Making matters worse, Rose said he was forced to turn down a job offer he'd been hoping for because he was in hospital.
“I said for the next couple of weeks I couldn’t work because I couldn’t stand on my left foot. And I lost that job. It would have been a lot of money,” he said.
“It was a really bad time. I lost four weeks of my travel. I would have loved to spend those weeks to travel the west coast but I couldn’t do that.”
‘IT WAS WAY MORE THAN BED BUG BITES’
Sydney Backpackers manager Dan Jeon told news.com.au the hostel did offer Rose a refund and help finding other accommodation after becoming aware of the backpacker’s condition two days after he checked in, after he’d already seen a doctor.

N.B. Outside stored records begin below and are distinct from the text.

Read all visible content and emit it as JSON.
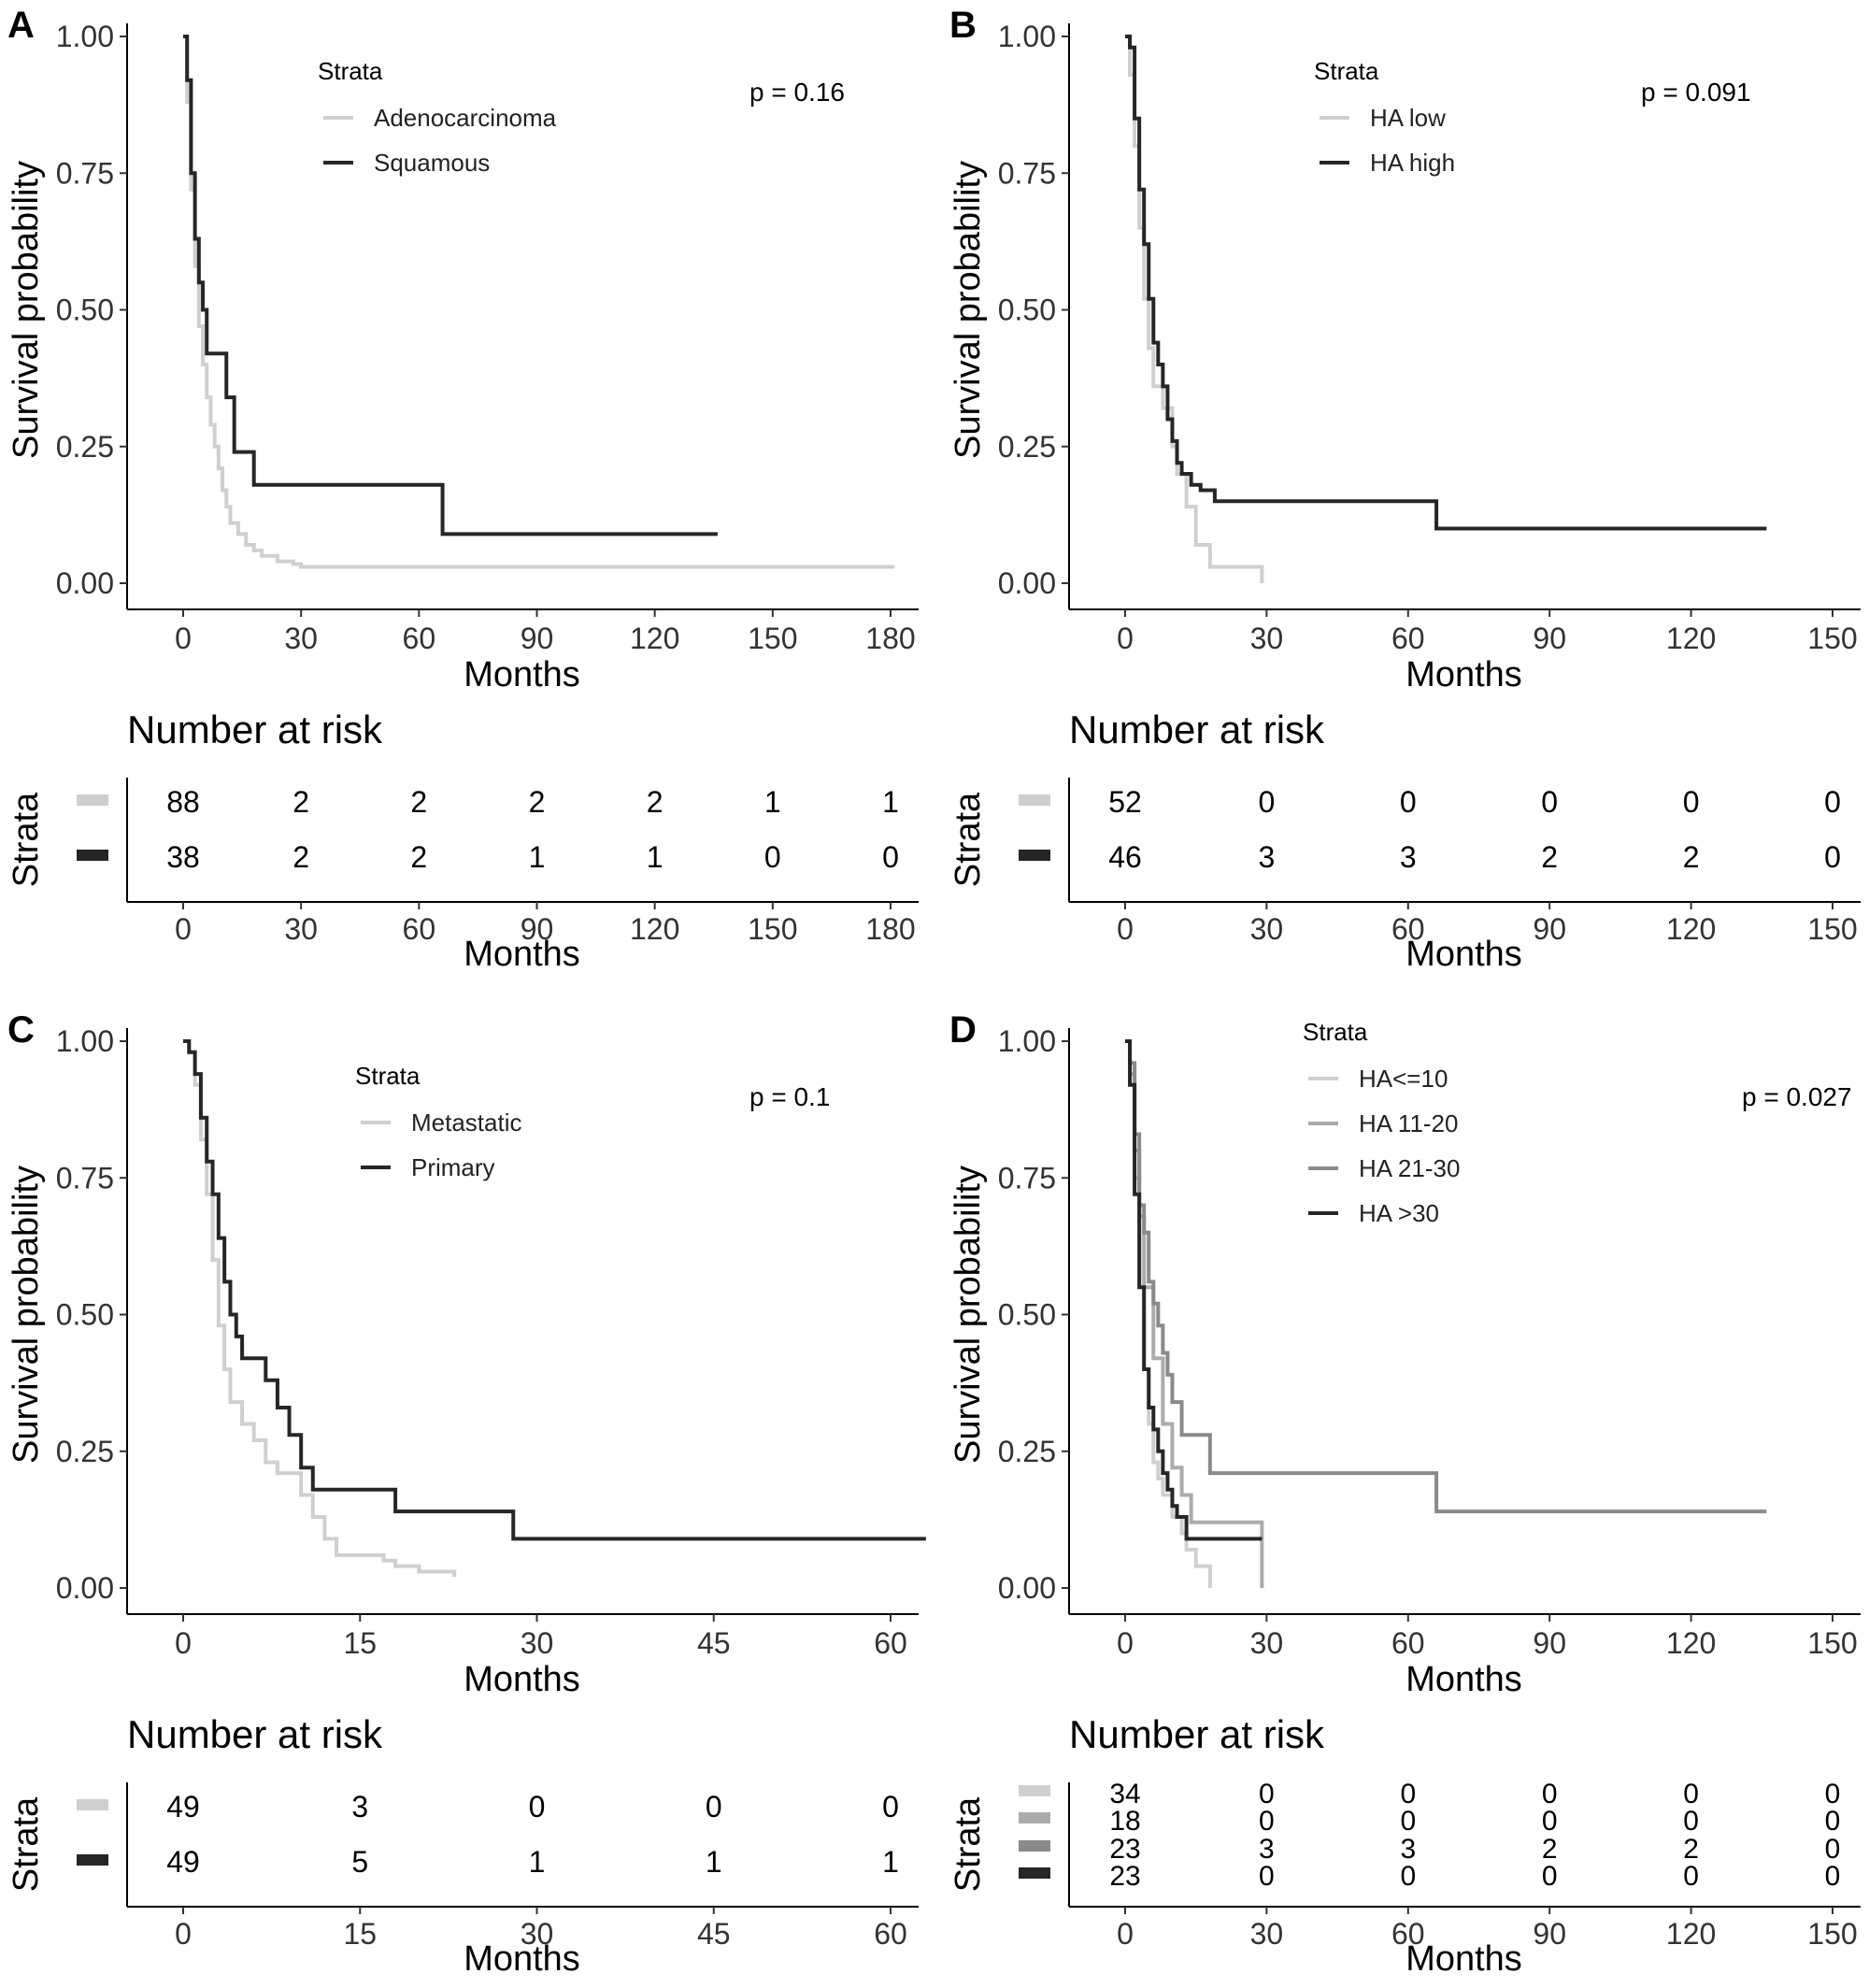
{
  "colors": {
    "gray1": "#cfcfcf",
    "gray2": "#ababab",
    "gray3": "#8a8a8a",
    "dark": "#262626"
  },
  "panels": {
    "A": {
      "letter": "A",
      "ylabel": "Survival probability",
      "xlabel": "Months",
      "pvalue": "p = 0.16",
      "legend": {
        "title": "Strata",
        "labels": [
          "Adenocarcinoma",
          "Squamous"
        ]
      },
      "xticks": [
        "0",
        "30",
        "60",
        "90",
        "120",
        "150",
        "180"
      ],
      "yticks": [
        "0.00",
        "0.25",
        "0.50",
        "0.75",
        "1.00"
      ],
      "risk": {
        "title": "Number at risk",
        "ylabel": "Strata",
        "xlabel": "Months",
        "rows": [
          [
            "88",
            "2",
            "2",
            "2",
            "2",
            "1",
            "1"
          ],
          [
            "38",
            "2",
            "2",
            "1",
            "1",
            "0",
            "0"
          ]
        ]
      }
    },
    "B": {
      "letter": "B",
      "ylabel": "Survival probability",
      "xlabel": "Months",
      "pvalue": "p = 0.091",
      "legend": {
        "title": "Strata",
        "labels": [
          "HA low",
          "HA high"
        ]
      },
      "xticks": [
        "0",
        "30",
        "60",
        "90",
        "120",
        "150"
      ],
      "yticks": [
        "0.00",
        "0.25",
        "0.50",
        "0.75",
        "1.00"
      ],
      "risk": {
        "title": "Number at risk",
        "ylabel": "Strata",
        "xlabel": "Months",
        "rows": [
          [
            "52",
            "0",
            "0",
            "0",
            "0",
            "0"
          ],
          [
            "46",
            "3",
            "3",
            "2",
            "2",
            "0"
          ]
        ]
      }
    },
    "C": {
      "letter": "C",
      "ylabel": "Survival probability",
      "xlabel": "Months",
      "pvalue": "p = 0.1",
      "legend": {
        "title": "Strata",
        "labels": [
          "Metastatic",
          "Primary"
        ]
      },
      "xticks": [
        "0",
        "15",
        "30",
        "45",
        "60"
      ],
      "yticks": [
        "0.00",
        "0.25",
        "0.50",
        "0.75",
        "1.00"
      ],
      "risk": {
        "title": "Number at risk",
        "ylabel": "Strata",
        "xlabel": "Months",
        "rows": [
          [
            "49",
            "3",
            "0",
            "0",
            "0"
          ],
          [
            "49",
            "5",
            "1",
            "1",
            "1"
          ]
        ]
      }
    },
    "D": {
      "letter": "D",
      "ylabel": "Survival probability",
      "xlabel": "Months",
      "pvalue": "p = 0.027",
      "legend": {
        "title": "Strata",
        "labels": [
          "HA<=10",
          "HA 11-20",
          "HA 21-30",
          "HA >30"
        ]
      },
      "xticks": [
        "0",
        "30",
        "60",
        "90",
        "120",
        "150"
      ],
      "yticks": [
        "0.00",
        "0.25",
        "0.50",
        "0.75",
        "1.00"
      ],
      "risk": {
        "title": "Number at risk",
        "ylabel": "Strata",
        "xlabel": "Months",
        "rows": [
          [
            "34",
            "0",
            "0",
            "0",
            "0",
            "0"
          ],
          [
            "18",
            "0",
            "0",
            "0",
            "0",
            "0"
          ],
          [
            "23",
            "3",
            "3",
            "2",
            "2",
            "0"
          ],
          [
            "23",
            "0",
            "0",
            "0",
            "0",
            "0"
          ]
        ]
      }
    }
  },
  "chart_data": [
    {
      "type": "line",
      "title": "",
      "xlabel": "Months",
      "ylabel": "Survival probability",
      "xlim": [
        0,
        180
      ],
      "ylim": [
        0,
        1
      ],
      "series": [
        {
          "name": "Adenocarcinoma",
          "color": "gray1",
          "x": [
            0,
            1,
            2,
            3,
            4,
            5,
            6,
            7,
            8,
            9,
            10,
            11,
            12,
            14,
            16,
            18,
            20,
            24,
            28,
            30,
            181
          ],
          "y": [
            1.0,
            0.88,
            0.72,
            0.58,
            0.47,
            0.4,
            0.34,
            0.29,
            0.25,
            0.21,
            0.17,
            0.14,
            0.11,
            0.09,
            0.07,
            0.06,
            0.05,
            0.04,
            0.035,
            0.03,
            0.03
          ]
        },
        {
          "name": "Squamous",
          "color": "dark",
          "x": [
            0,
            1,
            2,
            3,
            4,
            5,
            6,
            8,
            11,
            13,
            18,
            66,
            136
          ],
          "y": [
            1.0,
            0.92,
            0.75,
            0.63,
            0.55,
            0.5,
            0.42,
            0.42,
            0.34,
            0.24,
            0.18,
            0.09,
            0.09
          ]
        }
      ]
    },
    {
      "type": "line",
      "title": "",
      "xlabel": "Months",
      "ylabel": "Survival probability",
      "xlim": [
        0,
        150
      ],
      "ylim": [
        0,
        1
      ],
      "series": [
        {
          "name": "HA low",
          "color": "gray1",
          "x": [
            0,
            1,
            2,
            3,
            4,
            5,
            6,
            8,
            10,
            11,
            13,
            15,
            18,
            29
          ],
          "y": [
            1.0,
            0.93,
            0.8,
            0.65,
            0.52,
            0.43,
            0.36,
            0.32,
            0.25,
            0.2,
            0.14,
            0.07,
            0.03,
            0.0
          ]
        },
        {
          "name": "HA high",
          "color": "dark",
          "x": [
            0,
            1,
            2,
            3,
            4,
            5,
            6,
            7,
            8,
            9,
            10,
            11,
            12,
            14,
            16,
            19,
            66,
            136
          ],
          "y": [
            1.0,
            0.98,
            0.85,
            0.72,
            0.62,
            0.52,
            0.44,
            0.4,
            0.36,
            0.3,
            0.26,
            0.22,
            0.2,
            0.18,
            0.17,
            0.15,
            0.1,
            0.1
          ]
        }
      ]
    },
    {
      "type": "line",
      "title": "",
      "xlabel": "Months",
      "ylabel": "Survival probability",
      "xlim": [
        0,
        63
      ],
      "ylim": [
        0,
        1
      ],
      "series": [
        {
          "name": "Metastatic",
          "color": "gray1",
          "x": [
            0,
            0.5,
            1,
            1.5,
            2,
            2.5,
            3,
            3.5,
            4,
            5,
            6,
            7,
            8,
            10,
            11,
            12,
            13,
            17,
            18,
            20,
            23
          ],
          "y": [
            1.0,
            0.98,
            0.92,
            0.82,
            0.72,
            0.6,
            0.48,
            0.4,
            0.34,
            0.3,
            0.27,
            0.23,
            0.21,
            0.17,
            0.13,
            0.09,
            0.06,
            0.05,
            0.04,
            0.03,
            0.02
          ]
        },
        {
          "name": "Primary",
          "color": "dark",
          "x": [
            0,
            0.5,
            1,
            1.5,
            2,
            2.5,
            3,
            3.5,
            4,
            4.5,
            5,
            7,
            8,
            9,
            10,
            11,
            18,
            28,
            63
          ],
          "y": [
            1.0,
            0.98,
            0.94,
            0.86,
            0.78,
            0.72,
            0.64,
            0.56,
            0.5,
            0.46,
            0.42,
            0.38,
            0.33,
            0.28,
            0.22,
            0.18,
            0.14,
            0.09,
            0.09
          ]
        }
      ]
    },
    {
      "type": "line",
      "title": "",
      "xlabel": "Months",
      "ylabel": "Survival probability",
      "xlim": [
        0,
        150
      ],
      "ylim": [
        0,
        1
      ],
      "series": [
        {
          "name": "HA<=10",
          "color": "gray1",
          "x": [
            0,
            1,
            2,
            3,
            4,
            5,
            6,
            7,
            8,
            10,
            12,
            13,
            15,
            18
          ],
          "y": [
            1.0,
            0.92,
            0.75,
            0.55,
            0.4,
            0.3,
            0.23,
            0.2,
            0.17,
            0.13,
            0.1,
            0.07,
            0.04,
            0.0
          ]
        },
        {
          "name": "HA 11-20",
          "color": "gray2",
          "x": [
            0,
            1,
            2,
            3,
            4,
            6,
            8,
            10,
            12,
            14,
            16,
            18,
            29
          ],
          "y": [
            1.0,
            0.94,
            0.8,
            0.68,
            0.55,
            0.42,
            0.3,
            0.22,
            0.17,
            0.12,
            0.12,
            0.12,
            0.0
          ]
        },
        {
          "name": "HA 21-30",
          "color": "gray3",
          "x": [
            0,
            1,
            2,
            3,
            4,
            5,
            6,
            7,
            8,
            9,
            10,
            12,
            18,
            66,
            136
          ],
          "y": [
            1.0,
            0.96,
            0.83,
            0.7,
            0.65,
            0.56,
            0.52,
            0.48,
            0.43,
            0.39,
            0.34,
            0.28,
            0.21,
            0.14,
            0.14
          ]
        },
        {
          "name": "HA >30",
          "color": "dark",
          "x": [
            0,
            1,
            2,
            3,
            4,
            5,
            6,
            7,
            8,
            9,
            10,
            11,
            13,
            16,
            29
          ],
          "y": [
            1.0,
            0.92,
            0.72,
            0.55,
            0.4,
            0.33,
            0.29,
            0.25,
            0.21,
            0.18,
            0.15,
            0.13,
            0.09,
            0.09,
            0.09
          ]
        }
      ]
    }
  ]
}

He also said the marks on Rose’s body were something he’d “never seen” in his eight years as a hostel manager — and they didn’t “seem like bed bugs”.
“The skin was swollen and blistered and I thought it was definitely way more than the bed bug bites,” Jeon said.
“I asked him if he has any skin allergies towards bug bites then he said no. I suggested [to] him to leave the hostel that day [and offered] help in searching for other accommodation and promised that we will fix his medical bills and refund the nights he was not staying.
“He told me that he just wanted us to move him to another room and see what happens, hoping that it won’t get worse.”
The manager said he next saw Rose after he had been in hospital.
“He was asking if he could get the refund for all his accommodation together with all his medical bills,” he said.
“He also blamed [us] as if we must be responsible for his flight going back home, living costs for him not making money as he was unable to work, et cetera.
“I told him again that we would still fix up his first medical bill as promised, but besides and above he made his own decision of staying and carrying the risk even after he had been offered with options to leave earlier with a refund.”
Jeon said after Rose checked out on February 14, a council Department of Health inspected the site and “did not find a sign of infestation in the room that Patrick had stayed."
Jansen, Rose’s lawyer, said he believed the check carried out by Department of Health inspectors was not a thorough inspection.
The manager said due to the nature of the shared living, bed bugs did happen and when they did, the hostel sought professional pest control in addition to regular controls through the year.
“I still feel really sorry ending him up with bad experience on his stay and the time for his inconvenience if he was still suffering, but we definitely tried to help and showed a duty of care,” Jeon said.